From: Philippe Vaucher
Subject: Re: Imports / inclusion of s.el into Emacs
Date: Sat, 2 May 2020 22:30:49 +0200

In Haskell, do you name every function with a
prefix that advertises the type of its return
value or one of its main arguments?  No, of course
not.  How do you find functions that return or use
a value of a given type?  You check signatures
or doc.

Except if I'm missing somethign Haskell also groups related functions together: https://hackage.haskell.org/package/strings-1.1/docs/Data-Strings.html

As for "alist", "ass(q|oc)", and the like: each
such choice has its drawbacks.  But yes, some name
consistency can help, in general.  But no, because
history.  And no, because different uses/contexts.

The discussion was motivated by considering new
users, in particular.  Well then, what does a new
user look for, when it comes to alists?  Does s?he
know the term "alist"?  Or is the thought about
"association"? "key-value"? "pair"? "relation"?
"attribute-value"? "property-value"?

It has already been said that alist was a bad example. Consider process or regexp instead.

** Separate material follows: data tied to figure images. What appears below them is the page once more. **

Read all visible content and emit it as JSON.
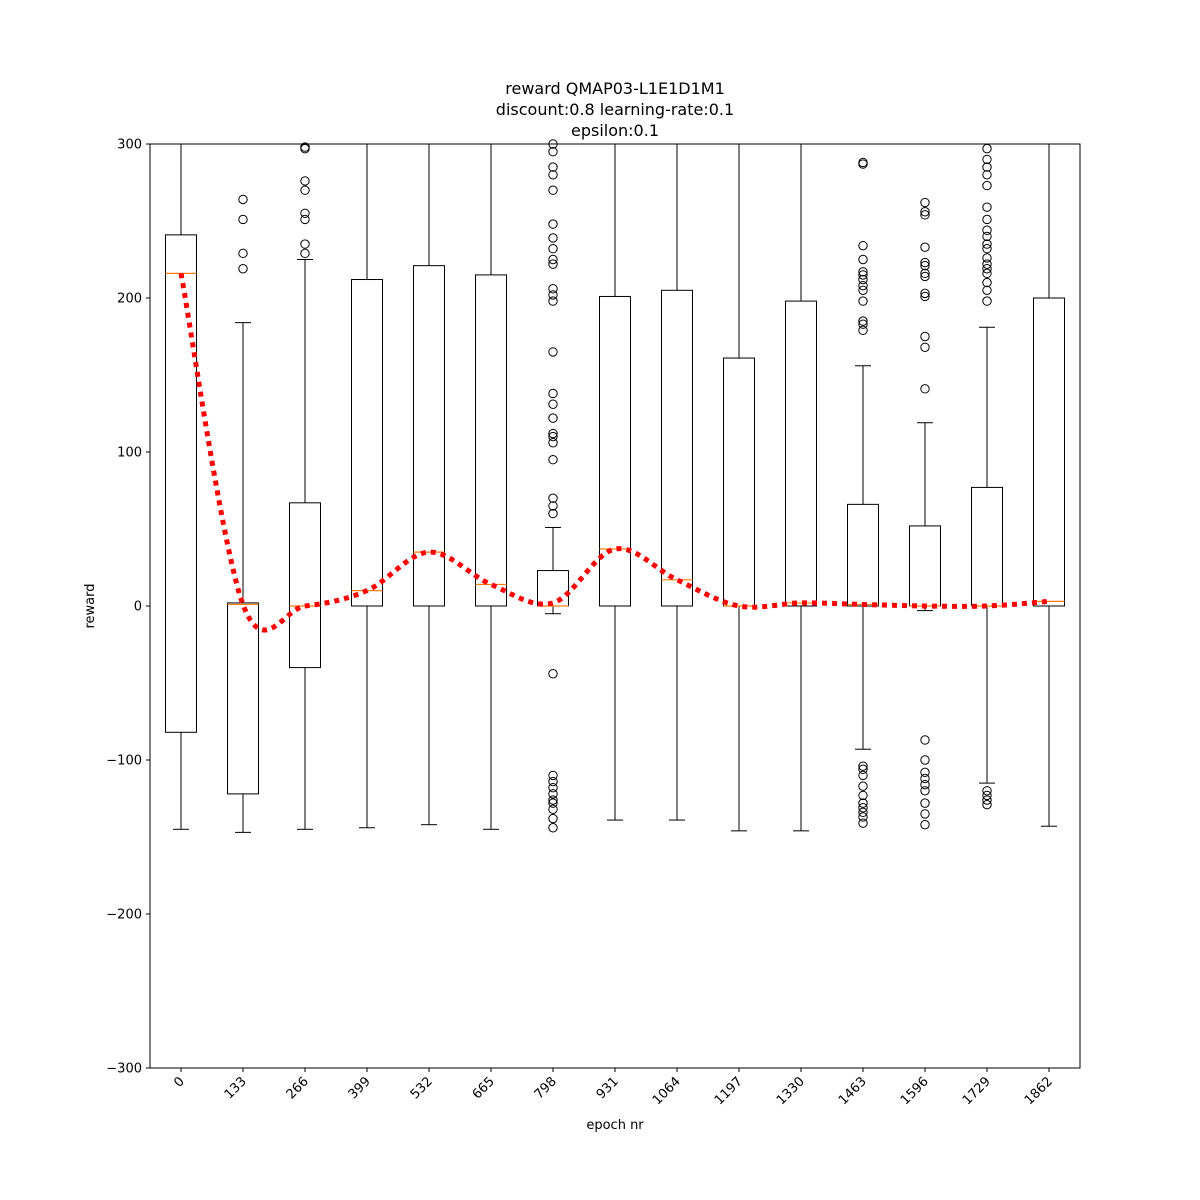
{
  "chart_data": {
    "type": "box",
    "title_lines": [
      "reward QMAP03-L1E1D1M1",
      "discount:0.8 learning-rate:0.1",
      "epsilon:0.1"
    ],
    "xlabel": "epoch nr",
    "ylabel": "reward",
    "ylim": [
      -300,
      300
    ],
    "yticks": [
      -300,
      -200,
      -100,
      0,
      100,
      200,
      300
    ],
    "grid": false,
    "colors": {
      "box": "#000000",
      "median": "#ff7f0e",
      "mean_line": "#ff0000"
    },
    "categories": [
      "0",
      "133",
      "266",
      "399",
      "532",
      "665",
      "798",
      "931",
      "1064",
      "1197",
      "1330",
      "1463",
      "1596",
      "1729",
      "1862"
    ],
    "boxes": [
      {
        "q1": -82,
        "median": 216,
        "q3": 241,
        "whisker_low": -145,
        "whisker_high": 300,
        "outliers": []
      },
      {
        "q1": -122,
        "median": 1,
        "q3": 2,
        "whisker_low": -147,
        "whisker_high": 184,
        "outliers": [
          219,
          229,
          251,
          264
        ]
      },
      {
        "q1": -40,
        "median": 0,
        "q3": 67,
        "whisker_low": -145,
        "whisker_high": 225,
        "outliers": [
          229,
          235,
          251,
          255,
          270,
          276,
          297,
          298
        ]
      },
      {
        "q1": 0,
        "median": 10,
        "q3": 212,
        "whisker_low": -144,
        "whisker_high": 300,
        "outliers": []
      },
      {
        "q1": 0,
        "median": 35,
        "q3": 221,
        "whisker_low": -142,
        "whisker_high": 300,
        "outliers": []
      },
      {
        "q1": 0,
        "median": 14,
        "q3": 215,
        "whisker_low": -145,
        "whisker_high": 300,
        "outliers": []
      },
      {
        "q1": 0,
        "median": 0,
        "q3": 23,
        "whisker_low": -5,
        "whisker_high": 51,
        "outliers": [
          -144,
          -138,
          -132,
          -128,
          -126,
          -122,
          -118,
          -114,
          -110,
          -44,
          60,
          65,
          70,
          95,
          106,
          110,
          112,
          122,
          131,
          138,
          165,
          198,
          202,
          206,
          222,
          225,
          232,
          239,
          248,
          270,
          280,
          285,
          295,
          300
        ]
      },
      {
        "q1": 0,
        "median": 37,
        "q3": 201,
        "whisker_low": -139,
        "whisker_high": 300,
        "outliers": []
      },
      {
        "q1": 0,
        "median": 17,
        "q3": 205,
        "whisker_low": -139,
        "whisker_high": 300,
        "outliers": []
      },
      {
        "q1": 0,
        "median": 0,
        "q3": 161,
        "whisker_low": -146,
        "whisker_high": 300,
        "outliers": []
      },
      {
        "q1": 0,
        "median": 2,
        "q3": 198,
        "whisker_low": -146,
        "whisker_high": 300,
        "outliers": []
      },
      {
        "q1": 0,
        "median": 1,
        "q3": 66,
        "whisker_low": -93,
        "whisker_high": 156,
        "outliers": [
          -141,
          -137,
          -134,
          -131,
          -128,
          -123,
          -117,
          -110,
          -106,
          -104,
          179,
          183,
          185,
          198,
          205,
          208,
          212,
          215,
          217,
          225,
          234,
          287,
          288
        ]
      },
      {
        "q1": 0,
        "median": 0,
        "q3": 52,
        "whisker_low": -3,
        "whisker_high": 119,
        "outliers": [
          -142,
          -135,
          -128,
          -120,
          -116,
          -112,
          -108,
          -100,
          -87,
          141,
          168,
          175,
          201,
          203,
          214,
          216,
          221,
          223,
          233,
          254,
          256,
          262
        ]
      },
      {
        "q1": 0,
        "median": 0,
        "q3": 77,
        "whisker_low": -115,
        "whisker_high": 181,
        "outliers": [
          -129,
          -126,
          -123,
          -120,
          198,
          205,
          210,
          216,
          219,
          222,
          226,
          232,
          235,
          240,
          244,
          251,
          259,
          273,
          280,
          285,
          290,
          297
        ]
      },
      {
        "q1": 0,
        "median": 3,
        "q3": 200,
        "whisker_low": -143,
        "whisker_high": 300,
        "outliers": []
      }
    ],
    "mean_line": [
      216,
      1,
      0,
      10,
      35,
      14,
      2,
      37,
      17,
      0,
      2,
      1,
      0,
      0,
      3
    ]
  }
}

Consider `C-h f alist', with substring matching.
In my current session I get 156 candidates, all
of which are relevant to alists.  Great.

If I match `ass' instead, I get 235 candidates,
many of which are about alists, but many of which
are not.  If I then chip away from those matches
the matches for `class' and `pass', I get only 51
matches, of which 34 are about alists.

If I use `C-h d alist' I find 560 functions
whose doc mentions "alist".
`C-h d association list' finds 56 functions.
`C-h d assoc' finds 52 functions.

When I see this it only confuses me. Sure those are great tools to find things in a broad sense, but there are so much noise that you have to filter. The only relevant functions I'd like to find are:

assoc, rassoc, assq, alist-get, rassq, assoc-default, copy-alist, assq-delete-all, assoc-delete-all, rassq-delete-all

Anything else listed there is noise IMHO, except if searching in a broad scope.

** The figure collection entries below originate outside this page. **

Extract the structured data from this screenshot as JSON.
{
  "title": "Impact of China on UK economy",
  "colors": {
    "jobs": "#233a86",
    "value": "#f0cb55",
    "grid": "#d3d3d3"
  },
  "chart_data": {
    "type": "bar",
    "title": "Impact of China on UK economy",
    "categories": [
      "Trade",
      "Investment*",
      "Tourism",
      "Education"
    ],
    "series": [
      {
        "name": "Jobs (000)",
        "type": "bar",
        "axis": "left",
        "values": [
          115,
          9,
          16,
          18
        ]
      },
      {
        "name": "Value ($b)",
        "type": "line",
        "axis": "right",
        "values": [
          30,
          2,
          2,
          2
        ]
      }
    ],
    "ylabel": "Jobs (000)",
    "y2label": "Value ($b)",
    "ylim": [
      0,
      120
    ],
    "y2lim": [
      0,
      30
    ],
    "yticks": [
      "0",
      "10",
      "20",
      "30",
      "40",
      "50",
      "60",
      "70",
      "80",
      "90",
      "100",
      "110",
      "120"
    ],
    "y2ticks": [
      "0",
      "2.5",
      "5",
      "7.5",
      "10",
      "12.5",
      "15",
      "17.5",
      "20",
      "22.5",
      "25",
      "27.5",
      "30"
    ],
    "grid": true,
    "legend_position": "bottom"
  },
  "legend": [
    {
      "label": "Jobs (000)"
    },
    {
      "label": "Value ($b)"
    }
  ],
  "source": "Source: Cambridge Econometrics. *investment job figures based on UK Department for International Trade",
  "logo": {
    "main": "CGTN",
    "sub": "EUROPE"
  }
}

Finally, the habit of assuming that functions
should be grouped only by argument or return
type, either in terms of name or doc, is not
a guide.  API doc (e.g. JavaDoc) does have its
uses.  And it's especially useful, perhaps
even necessary, for certain kinds of languages
(e.g. OOP).  But it's certainly not the be-all
and end-all.

Agreed. Still I think there is a lot of room for improvement, without going "all the way".